Bed bugs feed on blood, usually human blood.
They are mostly nocturnal and tend to live close to their human hosts.
They are most commonly found on and around beds, headboards, mattresses and on bedroom furniture, but can be found behind light fittings, inside picture frames and under carpets at wall floor junctions.
They emerge at night to feed from their hosts, piercing the skin with their needle like mouthparts and drawing up blood.
The female bed bug can lay up to 400 eggs throughout her lifetime, depositing them close to the host.
Due to the vast array of harborages present in the modern or hotel room, bed bug eradication can be a long drawn out process.
Treatments using over the counter insecticides are rarely successful and professional help should always be sought.
Midges and Mosquitoes
Midges andmosquitoes have been around for many millions of years.
They have evolved to feed on the blood of warm blooded animals, including humans.
Using their piercing mouthparts, they puncture the skin to access the protein rich blood below.
In some species, females cannot develop their eggs properly without this blood feed.

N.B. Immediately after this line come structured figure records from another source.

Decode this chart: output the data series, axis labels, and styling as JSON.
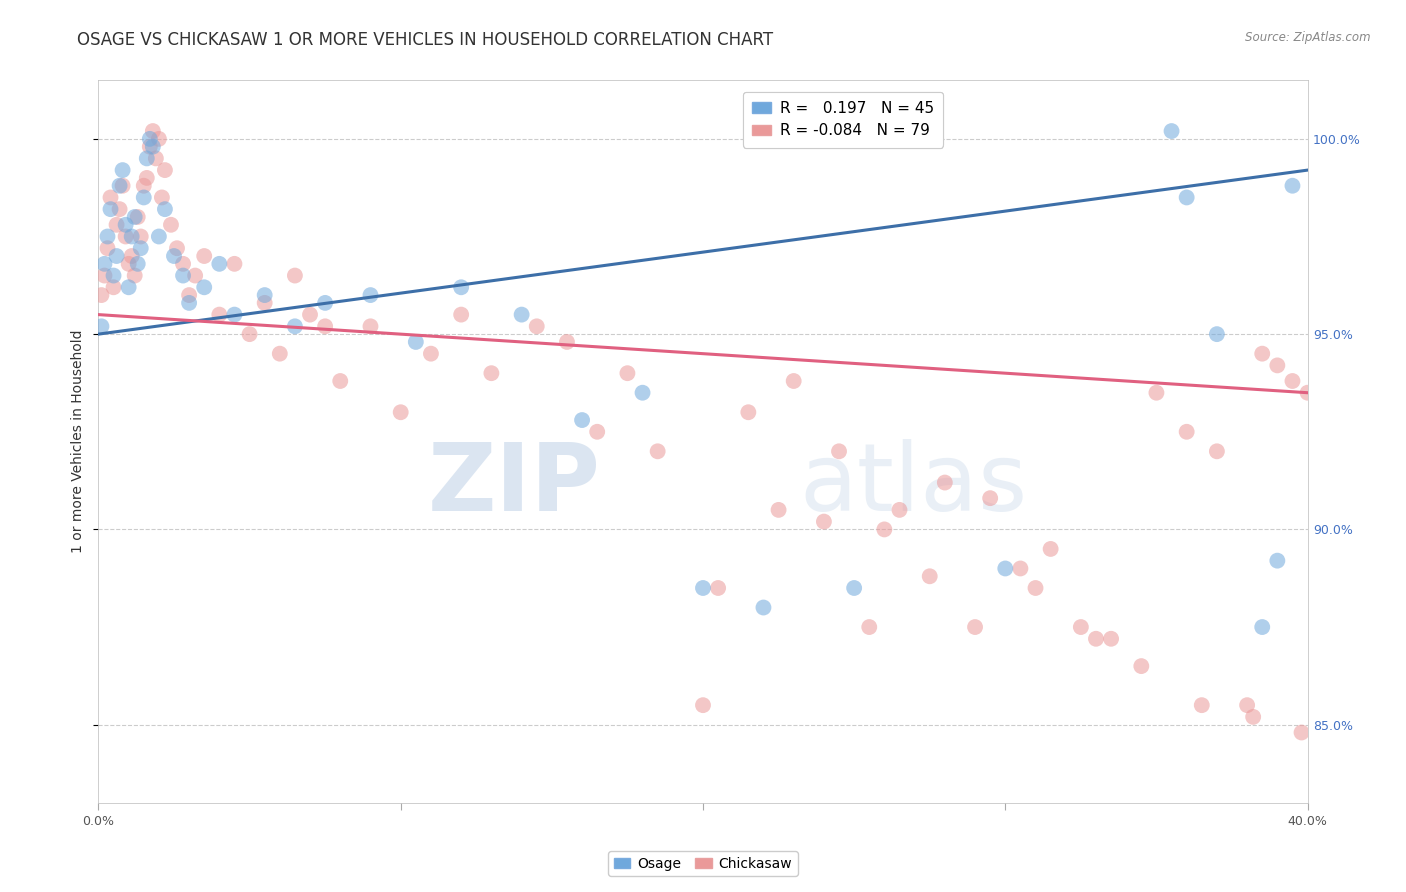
{
  "title": "OSAGE VS CHICKASAW 1 OR MORE VEHICLES IN HOUSEHOLD CORRELATION CHART",
  "source": "Source: ZipAtlas.com",
  "ylabel": "1 or more Vehicles in Household",
  "xlim": [
    0.0,
    40.0
  ],
  "ylim": [
    83.0,
    101.5
  ],
  "yticks": [
    85.0,
    90.0,
    95.0,
    100.0
  ],
  "xticks": [
    0.0,
    10.0,
    20.0,
    30.0,
    40.0
  ],
  "xtick_labels": [
    "0.0%",
    "",
    "",
    "",
    "40.0%"
  ],
  "ytick_labels": [
    "85.0%",
    "90.0%",
    "95.0%",
    "100.0%"
  ],
  "blue_color": "#6fa8dc",
  "pink_color": "#ea9999",
  "blue_line_color": "#3d6fa8",
  "pink_line_color": "#e06080",
  "osage_label": "Osage",
  "chickasaw_label": "Chickasaw",
  "watermark_zip": "ZIP",
  "watermark_atlas": "atlas",
  "background_color": "#ffffff",
  "grid_color": "#cccccc",
  "title_fontsize": 12,
  "axis_label_fontsize": 10,
  "tick_fontsize": 9,
  "dot_size": 130,
  "dot_alpha": 0.55,
  "line_width": 2.2,
  "osage_x": [
    0.1,
    0.2,
    0.3,
    0.4,
    0.5,
    0.6,
    0.7,
    0.8,
    0.9,
    1.0,
    1.1,
    1.2,
    1.3,
    1.4,
    1.5,
    1.6,
    1.7,
    1.8,
    2.0,
    2.2,
    2.5,
    2.8,
    3.0,
    3.5,
    4.0,
    4.5,
    5.5,
    6.5,
    7.5,
    9.0,
    10.5,
    12.0,
    14.0,
    16.0,
    18.0,
    20.0,
    22.0,
    25.0,
    30.0,
    35.5,
    36.0,
    37.0,
    38.5,
    39.0,
    39.5
  ],
  "osage_y": [
    95.2,
    96.8,
    97.5,
    98.2,
    96.5,
    97.0,
    98.8,
    99.2,
    97.8,
    96.2,
    97.5,
    98.0,
    96.8,
    97.2,
    98.5,
    99.5,
    100.0,
    99.8,
    97.5,
    98.2,
    97.0,
    96.5,
    95.8,
    96.2,
    96.8,
    95.5,
    96.0,
    95.2,
    95.8,
    96.0,
    94.8,
    96.2,
    95.5,
    92.8,
    93.5,
    88.5,
    88.0,
    88.5,
    89.0,
    100.2,
    98.5,
    95.0,
    87.5,
    89.2,
    98.8
  ],
  "chickasaw_x": [
    0.1,
    0.2,
    0.3,
    0.4,
    0.5,
    0.6,
    0.7,
    0.8,
    0.9,
    1.0,
    1.1,
    1.2,
    1.3,
    1.4,
    1.5,
    1.6,
    1.7,
    1.8,
    1.9,
    2.0,
    2.1,
    2.2,
    2.4,
    2.6,
    2.8,
    3.0,
    3.2,
    3.5,
    4.0,
    4.5,
    5.0,
    5.5,
    6.0,
    6.5,
    7.0,
    7.5,
    8.0,
    9.0,
    10.0,
    11.0,
    12.0,
    13.0,
    14.5,
    15.5,
    16.5,
    17.5,
    18.5,
    20.0,
    21.5,
    23.0,
    24.5,
    25.5,
    26.5,
    28.0,
    29.5,
    30.5,
    31.5,
    32.5,
    33.5,
    35.0,
    36.0,
    37.0,
    38.0,
    38.5,
    39.0,
    39.5,
    40.0,
    20.5,
    22.5,
    24.0,
    26.0,
    27.5,
    29.0,
    31.0,
    33.0,
    34.5,
    36.5,
    38.2,
    39.8
  ],
  "chickasaw_y": [
    96.0,
    96.5,
    97.2,
    98.5,
    96.2,
    97.8,
    98.2,
    98.8,
    97.5,
    96.8,
    97.0,
    96.5,
    98.0,
    97.5,
    98.8,
    99.0,
    99.8,
    100.2,
    99.5,
    100.0,
    98.5,
    99.2,
    97.8,
    97.2,
    96.8,
    96.0,
    96.5,
    97.0,
    95.5,
    96.8,
    95.0,
    95.8,
    94.5,
    96.5,
    95.5,
    95.2,
    93.8,
    95.2,
    93.0,
    94.5,
    95.5,
    94.0,
    95.2,
    94.8,
    92.5,
    94.0,
    92.0,
    85.5,
    93.0,
    93.8,
    92.0,
    87.5,
    90.5,
    91.2,
    90.8,
    89.0,
    89.5,
    87.5,
    87.2,
    93.5,
    92.5,
    92.0,
    85.5,
    94.5,
    94.2,
    93.8,
    93.5,
    88.5,
    90.5,
    90.2,
    90.0,
    88.8,
    87.5,
    88.5,
    87.2,
    86.5,
    85.5,
    85.2,
    84.8
  ]
}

Midges are prevalent in the UK, particularly noticeable are the several species found on the West Coast of Scotland where the relatively warm conditions allied to the high levels of rainfall, mean numbers can explode in summer months.
Many methods to help in the control of midges have been developed over the years.
These range from window screens to liquid repellents, all with varied levels of success.
Commercial midge muncher machines have become popular amongst operators of hotels and pubs where midges can have a detrimental effect on trade.
These machines work by mimicking large mammals such as cattle to draw biting midges away from areas where humans congregate outside such as beer gardens and balconies.
If you would like more information, please do not hesitate to contact us.
Ticks and Lice
There are many varied species of ticks and lice in the UK.
Most species will actively seek out a suitable host species looking for a blood feed
Lice, be they of the dog, cat or human variety, can be spread by various methods, but mostly by contact with an infested individual.
Medical advice should be sought in cases of human infestation, and veterinary help should be sought for cases involving animals.
Ticks are relatively common in the UK and can often be found attached to human and animal hosts.
They have been known to transmit Lymes Disease to humans, although the UK strain of this disease is said to be weaker and patients treated quickly with suitable antibiotics, usually make a full recovery.
In the case of ticks and lice infestations, medical or veterinary advice should be sought in the first instance, with pest controllers providing residual insecticidal treatments as a precaution.